October 5, 2018 / 9:01 AM / 11 days ago

Ninja loans climb to 10-year high

TOKYO (LPC) - International companies are raising low-cost, long-term Ninja loans in Japan to take advantage of attractive cross-currency swaps and domestic banks’ appetite for high-yielding loans.

Ninja loans – deals syndicated in Japan for overseas borrowers – reached a decade high in the third quarter as commodities trading companies raised funds and Indian and Indonesian borrowers looked to extend maturities and cut pricing.

Volume reached US$2.58bn with eight deals – more than double the US$1.20bn recorded at the same time last year, and the highest quarterly figure since the third quarter of 2008, according to LPC data.

Ninja loans can be denominated in any currency and include Samurai loans, which are distributed in Japan and denominated only in yen.

“The market is booming now and we expect more deals by the end of the year,” said Shoji Kinugasa, director of MUFG’s global syndication department.

Japanese regional banks are keen to lend to international companies in return for higher yields as, despite low funding costs, the country’s banking sector is finding few profitable lending opportunities in an ultra-low interest rate environment.

The three-month dollar-yen cross-currency swap is also driving the resurgence in popularity. The rate has stabilized at minus 10bp–25bp in the third quarter, tighter than the minus 30bp–40bp level seen a year earlier. A more negative figure means a high after-swap cost for borrowers transferring the proceeds to US dollars.

“Yen-denominated loans dominated the market due to the recent stable basis swap rates,” said Tetsu Sakurai, joint general manager of the cross-border team in Mizuho Bank’s syndicated finance department.

“Three and five-year deals will continue to be popular. Due to the flat yield curve, seven and 10-year deals seem particularly attractive for borrowers in terms of relatively lower costs compared to dollar deals where the yield curve is steeper,” he added.

COMMODITIES BACK

Commodities trading companies have returned to the Samurai market to raise funds.

In August, energy and commodities trader Vitol completed a ¥60.8bn (US$542m) three-year loan, while agribusiness group Olam International raised a ¥30bn loan in September with three and five-year tranches.

“Commodity traders have active funding needs. Lenders find it easier now to assess credit and extend loans thanks to stabilized resource prices,” said Takashi Nishikawa, joint general manager of Sumitomo Mitsui Banking Corp’s distribution department.

Indian public-sector companies have also been active.

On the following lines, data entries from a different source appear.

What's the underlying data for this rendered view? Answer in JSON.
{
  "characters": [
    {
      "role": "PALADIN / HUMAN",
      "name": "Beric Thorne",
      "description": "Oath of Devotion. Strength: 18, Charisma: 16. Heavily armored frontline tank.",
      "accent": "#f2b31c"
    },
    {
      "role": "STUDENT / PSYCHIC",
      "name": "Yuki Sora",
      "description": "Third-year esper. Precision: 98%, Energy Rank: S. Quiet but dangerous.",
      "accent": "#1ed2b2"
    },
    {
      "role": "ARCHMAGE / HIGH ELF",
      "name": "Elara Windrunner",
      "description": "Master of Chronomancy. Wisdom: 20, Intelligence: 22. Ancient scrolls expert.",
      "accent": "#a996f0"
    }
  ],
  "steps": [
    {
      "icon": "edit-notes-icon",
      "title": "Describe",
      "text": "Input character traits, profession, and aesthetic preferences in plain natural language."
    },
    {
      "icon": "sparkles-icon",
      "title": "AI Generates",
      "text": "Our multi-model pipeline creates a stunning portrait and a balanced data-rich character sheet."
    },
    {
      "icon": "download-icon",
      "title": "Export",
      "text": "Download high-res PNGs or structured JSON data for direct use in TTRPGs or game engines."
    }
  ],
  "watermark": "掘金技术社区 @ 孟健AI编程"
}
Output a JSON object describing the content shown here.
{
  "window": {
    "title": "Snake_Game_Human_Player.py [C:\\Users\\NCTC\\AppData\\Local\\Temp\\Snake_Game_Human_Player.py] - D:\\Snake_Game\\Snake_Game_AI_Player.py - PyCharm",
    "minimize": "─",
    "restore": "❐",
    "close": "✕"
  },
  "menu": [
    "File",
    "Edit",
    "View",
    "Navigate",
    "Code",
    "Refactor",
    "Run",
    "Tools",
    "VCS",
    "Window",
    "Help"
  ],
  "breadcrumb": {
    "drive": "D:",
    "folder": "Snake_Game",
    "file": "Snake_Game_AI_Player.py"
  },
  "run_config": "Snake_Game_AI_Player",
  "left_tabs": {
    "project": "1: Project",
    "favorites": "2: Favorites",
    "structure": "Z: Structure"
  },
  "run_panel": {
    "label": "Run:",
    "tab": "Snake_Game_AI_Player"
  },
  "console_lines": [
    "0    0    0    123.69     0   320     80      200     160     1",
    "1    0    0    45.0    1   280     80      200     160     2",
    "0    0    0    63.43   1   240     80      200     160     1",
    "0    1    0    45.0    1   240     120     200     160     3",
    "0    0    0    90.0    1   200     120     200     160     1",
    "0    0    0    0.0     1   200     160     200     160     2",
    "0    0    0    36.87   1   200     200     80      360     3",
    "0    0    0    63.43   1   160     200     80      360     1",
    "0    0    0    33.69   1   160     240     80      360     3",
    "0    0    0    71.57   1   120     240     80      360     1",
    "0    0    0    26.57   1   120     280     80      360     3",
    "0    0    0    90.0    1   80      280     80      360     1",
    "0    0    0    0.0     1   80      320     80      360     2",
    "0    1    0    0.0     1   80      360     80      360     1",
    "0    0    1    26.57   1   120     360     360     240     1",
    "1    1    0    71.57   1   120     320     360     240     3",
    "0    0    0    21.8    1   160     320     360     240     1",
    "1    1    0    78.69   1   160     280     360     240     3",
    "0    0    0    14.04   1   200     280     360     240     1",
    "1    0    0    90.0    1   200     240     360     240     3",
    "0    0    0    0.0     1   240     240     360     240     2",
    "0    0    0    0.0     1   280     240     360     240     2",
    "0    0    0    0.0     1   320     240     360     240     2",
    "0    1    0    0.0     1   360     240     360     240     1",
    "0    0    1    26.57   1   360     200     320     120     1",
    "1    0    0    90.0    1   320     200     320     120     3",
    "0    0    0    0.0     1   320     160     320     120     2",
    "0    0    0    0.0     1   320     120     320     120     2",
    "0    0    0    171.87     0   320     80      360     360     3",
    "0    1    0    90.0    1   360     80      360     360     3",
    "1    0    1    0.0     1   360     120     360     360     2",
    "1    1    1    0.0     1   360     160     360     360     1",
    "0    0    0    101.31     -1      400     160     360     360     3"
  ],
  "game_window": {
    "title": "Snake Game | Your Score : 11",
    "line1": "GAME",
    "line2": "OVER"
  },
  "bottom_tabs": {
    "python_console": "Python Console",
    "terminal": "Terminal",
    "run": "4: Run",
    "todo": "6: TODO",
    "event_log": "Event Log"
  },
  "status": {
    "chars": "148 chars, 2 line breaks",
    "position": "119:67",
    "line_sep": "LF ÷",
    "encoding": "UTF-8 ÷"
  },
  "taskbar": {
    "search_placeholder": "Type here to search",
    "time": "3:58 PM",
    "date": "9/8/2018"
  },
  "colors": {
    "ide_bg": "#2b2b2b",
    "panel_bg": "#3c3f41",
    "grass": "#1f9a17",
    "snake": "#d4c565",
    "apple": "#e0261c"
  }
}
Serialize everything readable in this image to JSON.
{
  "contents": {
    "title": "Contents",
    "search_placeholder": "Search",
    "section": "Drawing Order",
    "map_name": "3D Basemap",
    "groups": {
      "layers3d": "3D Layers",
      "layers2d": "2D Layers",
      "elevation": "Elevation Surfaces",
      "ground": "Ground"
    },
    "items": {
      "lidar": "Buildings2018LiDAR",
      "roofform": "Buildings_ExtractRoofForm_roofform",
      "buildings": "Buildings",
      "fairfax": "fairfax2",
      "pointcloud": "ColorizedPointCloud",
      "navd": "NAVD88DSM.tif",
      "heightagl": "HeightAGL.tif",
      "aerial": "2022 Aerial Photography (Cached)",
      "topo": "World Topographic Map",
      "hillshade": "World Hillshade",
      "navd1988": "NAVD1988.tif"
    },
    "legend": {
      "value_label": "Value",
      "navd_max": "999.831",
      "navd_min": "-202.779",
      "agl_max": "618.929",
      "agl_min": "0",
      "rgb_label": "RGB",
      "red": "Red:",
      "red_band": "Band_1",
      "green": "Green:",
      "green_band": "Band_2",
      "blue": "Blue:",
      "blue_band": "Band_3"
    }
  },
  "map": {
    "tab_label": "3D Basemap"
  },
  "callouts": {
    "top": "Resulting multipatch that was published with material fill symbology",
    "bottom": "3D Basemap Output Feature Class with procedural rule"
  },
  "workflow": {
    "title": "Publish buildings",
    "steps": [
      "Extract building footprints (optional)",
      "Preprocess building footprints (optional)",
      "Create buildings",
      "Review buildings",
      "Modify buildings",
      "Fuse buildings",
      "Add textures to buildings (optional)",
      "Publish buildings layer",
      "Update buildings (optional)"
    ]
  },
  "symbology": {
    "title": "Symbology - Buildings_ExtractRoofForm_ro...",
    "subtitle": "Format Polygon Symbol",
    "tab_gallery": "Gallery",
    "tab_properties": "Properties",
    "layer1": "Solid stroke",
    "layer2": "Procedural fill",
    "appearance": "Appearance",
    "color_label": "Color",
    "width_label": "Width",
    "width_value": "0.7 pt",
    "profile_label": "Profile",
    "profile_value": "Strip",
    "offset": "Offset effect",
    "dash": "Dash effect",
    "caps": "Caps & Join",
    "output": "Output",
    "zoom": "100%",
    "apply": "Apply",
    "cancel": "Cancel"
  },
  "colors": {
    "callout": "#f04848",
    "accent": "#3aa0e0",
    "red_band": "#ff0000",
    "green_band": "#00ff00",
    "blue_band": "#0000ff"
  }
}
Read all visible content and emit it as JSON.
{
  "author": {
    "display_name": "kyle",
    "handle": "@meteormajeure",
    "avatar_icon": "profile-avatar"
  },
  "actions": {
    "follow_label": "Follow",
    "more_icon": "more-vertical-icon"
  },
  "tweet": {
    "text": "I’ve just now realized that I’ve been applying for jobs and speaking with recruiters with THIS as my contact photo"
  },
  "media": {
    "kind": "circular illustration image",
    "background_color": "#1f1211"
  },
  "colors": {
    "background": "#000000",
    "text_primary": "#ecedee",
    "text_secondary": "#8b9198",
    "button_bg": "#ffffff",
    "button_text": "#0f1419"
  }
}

Indian Railway Finance Corp raised a US$250m-equivalent 10-year Samurai loan in July, following the success of NTPC’s ¥39.42bn 10-year Samurai loan in April.

“We couldn’t imagine an Indian name with a tenor of over 10 years a few years ago, but such deals are now being put on the table and some have been closed successfully,” said SMBC’s Nishikawa.

Indian companies’appetite for Samurai loans is expected to continue as Indian banks face relatively high funding costs which make domestic long-term loans more expensive.

This borrowing spree has already taken several Japanese regional banks close to their country limits, but more Indian borrowers are eyeing the Japanese markets.

State-owned utility Power Grid Corp of India is currently sounding the market for a yen loan to raise US$200m-equivalent at a 12-year tenor.

CHINA NEXT?

Japan’s big three banks – Mizuho Bank, MUFG and Sumitomo Mitsui Banking Corp – are also eyeing China as a potential market for yen-denominated Samurai loans, despite the two countries’ difficult historical relationship.

Bank of Communications Financial Leasing is set to become the first Chinese leasing company to tap the Samurai market with a US$200m-equivalent deal. Huawei Technologies is also seeking a Samurai loan of a similar size.

“A (Japanese) regional bank historically and psychologically felt resistant to Chinese and Korean names, but this is gradually changing. There are more Chinese names which offer relatively attractive pricing for ratings,” said Mizuho’s Sakurai.

More international companies are expected to tap the Japanese market in the fourth quarter, which could push Ninja loan volume to an annual record, bankers said.

“Growth will continue next year unless anything big happens that impacts global fundamentals,” MUFG’s Kinugasa said.